Mitbestimmungsrecht des Betriebsrats bei Vernetzung via VPN

01.05.2015428 Mal gelesen
Soll eine VPN-Verbindung beispielsweise auf den Laptops der Außendienstmitarbeiter eingerichtet werden, so besteht regelmäßig ein Mitbestimmungsrecht des Betriebsrats gem. § 87 I Nr. 6 BetrVG (ArbG Stuttgart v. 25.07.2013 - 17 BV 37/13)

Aus der heutigen Arbeitswelt ist die Vernetzung von PCs mittlerweile nicht mehr wegzudenken. Das klassische firmeninterne LAN-Netzwerk wird hierbei vermehrt auch durch die Einbindung von Home-Office-Arbeitsplätzen und mobilen Geräten wie Laptops, Smartphones und Tablets ergänzt. Eine solche Vernetzung mit externen Geräten kann u.a. über eine sog. VPN-Verbindung erfolgen. Hierbei handelt es sich um ein virtuelles privates Netzwerk. Durch die Anmeldung des externen Geräts über die VPN-Verbindung erhält dieses Gerät Zugang zum Firmennetzwerk. Der Anmeldevorgang geschieht dabei nicht spurenlos. Es ist nicht ausgeschlossen, dass jedenfalls die Anmeldezeiten des Mitarbeiters nachvollzogen werden können.

Soll eine solche VPN-Verbindung beispielsweise auf den Laptops der Außendienstmitarbeiter eingerichtet werden, so besteht regelmäßig ein Mitbestimmungsrecht des Betriebsrats gem. § 87 I Nr. 6 BetrVG (ArbG Stuttgart v. 25.07.2013 - 17 BV 37/13). 

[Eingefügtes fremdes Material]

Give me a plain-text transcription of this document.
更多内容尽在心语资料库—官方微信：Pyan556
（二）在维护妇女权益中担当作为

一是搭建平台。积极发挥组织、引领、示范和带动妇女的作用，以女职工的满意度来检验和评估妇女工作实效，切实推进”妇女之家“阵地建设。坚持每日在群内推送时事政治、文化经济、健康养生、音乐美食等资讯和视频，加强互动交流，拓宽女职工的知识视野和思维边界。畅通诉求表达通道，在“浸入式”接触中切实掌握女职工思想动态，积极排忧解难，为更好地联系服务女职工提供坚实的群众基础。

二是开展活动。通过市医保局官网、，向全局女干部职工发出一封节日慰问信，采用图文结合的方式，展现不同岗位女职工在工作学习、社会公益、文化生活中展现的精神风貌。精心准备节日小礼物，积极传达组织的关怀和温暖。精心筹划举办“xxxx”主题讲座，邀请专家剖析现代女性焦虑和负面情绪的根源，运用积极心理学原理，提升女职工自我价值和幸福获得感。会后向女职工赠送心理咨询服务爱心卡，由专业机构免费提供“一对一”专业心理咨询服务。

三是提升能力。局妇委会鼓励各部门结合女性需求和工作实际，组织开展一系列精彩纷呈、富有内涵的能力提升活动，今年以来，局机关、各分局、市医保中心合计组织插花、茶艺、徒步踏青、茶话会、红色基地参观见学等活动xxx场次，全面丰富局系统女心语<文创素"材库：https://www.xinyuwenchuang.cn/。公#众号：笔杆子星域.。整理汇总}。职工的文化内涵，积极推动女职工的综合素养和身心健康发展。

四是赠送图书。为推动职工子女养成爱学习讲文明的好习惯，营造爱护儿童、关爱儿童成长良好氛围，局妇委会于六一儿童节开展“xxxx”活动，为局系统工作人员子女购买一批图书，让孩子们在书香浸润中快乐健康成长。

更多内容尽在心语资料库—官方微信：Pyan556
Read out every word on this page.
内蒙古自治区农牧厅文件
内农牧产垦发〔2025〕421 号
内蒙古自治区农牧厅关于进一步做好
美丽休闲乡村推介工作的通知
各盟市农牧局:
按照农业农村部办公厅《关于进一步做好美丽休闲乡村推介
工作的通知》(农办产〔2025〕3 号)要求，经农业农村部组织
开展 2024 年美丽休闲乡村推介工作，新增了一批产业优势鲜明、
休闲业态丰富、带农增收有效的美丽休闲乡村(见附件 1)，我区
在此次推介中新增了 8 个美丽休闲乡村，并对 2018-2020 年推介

Die insofern erforderliche Überwachungseignung wird zumeist bereits darin bestehen, dass der Arbeitgeber nachvollziehen kann, wann sich die Außendienstmitarbeiter im Netzwerk angemeldet haben. Ob der Arbeitgeber dies auch tatsächlich überprüfen will oder bereits vorher erklärt, er werde dies nicht tun, spielt für das Bestehen des Mitbestimmungsrechts keine Rolle. Nicht zu verkennen ist auch, dass die Einrichtung einer VPN-Verbindung dazu führen kann, dass die Mitarbeiter noch nach dem Ende der betriebsüblichen Arbeitszeit ihre Arbeitsleistung von zu Hause erbringen. Insofern können ggf. Mitbestimmungsrechte des Betriebsrats gem. § 87 I Nr. 2 und Nr. 3 BetrVG berührt werden. Dagegen scheidet ein Mitbestimmungsrecht aus, wenn die Verbindung auf Wunsch eines einzelnen Mitarbeiters auf dessen Laptop oder Smartphone eingerichtet wird. In diesem Fall fehlt es an dem für das Mitbestimmungsrecht vorauszusetzenden kollektiven Tatbestand.

Steht dem Betriebsrat ein Mitbestimmungsrecht zu, ist seine Zustimmung vor der Einrichtung der VPN-Verbindung einzuholen. Kann keine Einigung zwischen Arbeitgeber und Betriebsrat erzielt werden, so entscheidet auf Antrag einer der beiden Parteien die Einigungsstelle

Wird die Verbindung ohne Zustimmung des Betriebsrats oder entsprechenden Beschluss einer Einigungsstelle eingerichtet, so kann der Betriebsrat deren Löschung verlangen und ggf. beim Arbeitsgericht durchsetzen.